Y ¿qué decir de la iglesia? Si la iglesia, y tu trabajo por ella, puede ser la fuente de muchas de las crisis y decepciones que te hacen llorar, ¿no es la defensa del Cuerpo de Cristo la mayor razón para luchar sin rendirse nunca? No solo luchamos contra la “sangre” que se le sube a la cabeza a la gente, hasta el punto de ser traicionados o maltratados; el problema es mucho más profundo, como bien sabes. Nuestra lucha es “contra principados, contra potestades” (Efe. 6:12). Es decir, la gente nos hiere y lastima, pero ellos no son los verdaderos enemigos. Para las personas que nos hacen daño, usemos el perdón; contra los demonios que nos atormentan, usemos la oración.

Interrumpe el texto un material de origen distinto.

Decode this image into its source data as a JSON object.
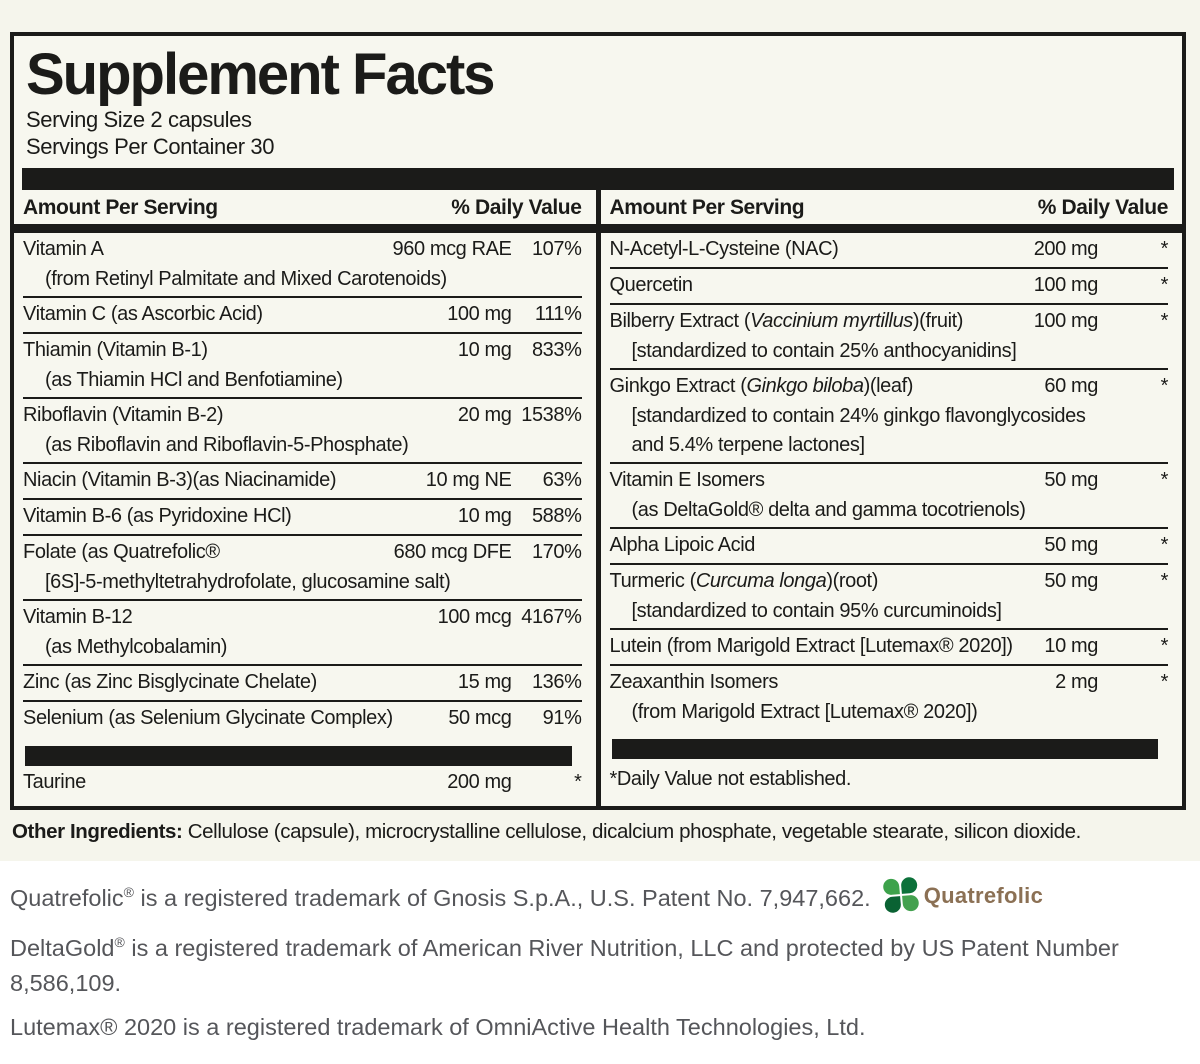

Probablemente, para entender el poder del perdón, y predicar sobre él, Dios te confronte con el desafío de perdonar, tal vez de un modo que pruebe tu fe. Cada vez que esto ocurra, tendrás que hacer frente a tu mayor enemigo: tu propio yo. Si el perdón ocurre, aunque cueste las lágrimas más dolorosas, como le sucedió a José ante sus hermanos, el día siguiente tendrá un colorido sin igual.

Me gustaría recordar un importante detalle más: Para alcanzar el ideal de Dios en un mundo contaminado por el pecado, no habrá caminos fáciles ni días de completa calma. João Guimarães Rosa escribió: “El flujo de la vida lo envuelve todo, la vida es así: calienta y enfría, aprieta y luego afloja, calma y luego distiende. Lo que quiere de nosotros es valor”. Esta situación de constante lucha, hasta donde logro visualizar, es exactamente lo que necesitas: una oportunidad para ser moldeado en el yunque de Dios, donde se trabajan las aristas y se refina el carácter. Te verás en la necesidad de reconocer tu dependencia de aquel que todo lo puede, al punto de afirmar: “Cuando soy débil, entonces soy fuerte” (2 Cor. 12:10).

Voy terminando mi carta, y tal vez estés pensando que todo lo que escribí no es ninguna novedad. Sí, eso mismo. Nada de lo que escribí es novedad. Sin embargo, creo que, en los días más áridos y oscuros de nuestro peregrinaje, necesitamos a alguien que nos recuerde algunas verdades eternas que todavía son un bálsamo para el alma.

Eso es lo que intenté hacer. Espero sinceramente que marque alguna diferencia en tu vida.

Con aprecio,

Tu hermano pastor

Sobre el autor: pastor en Hortolândia, San Pablo, Brasil.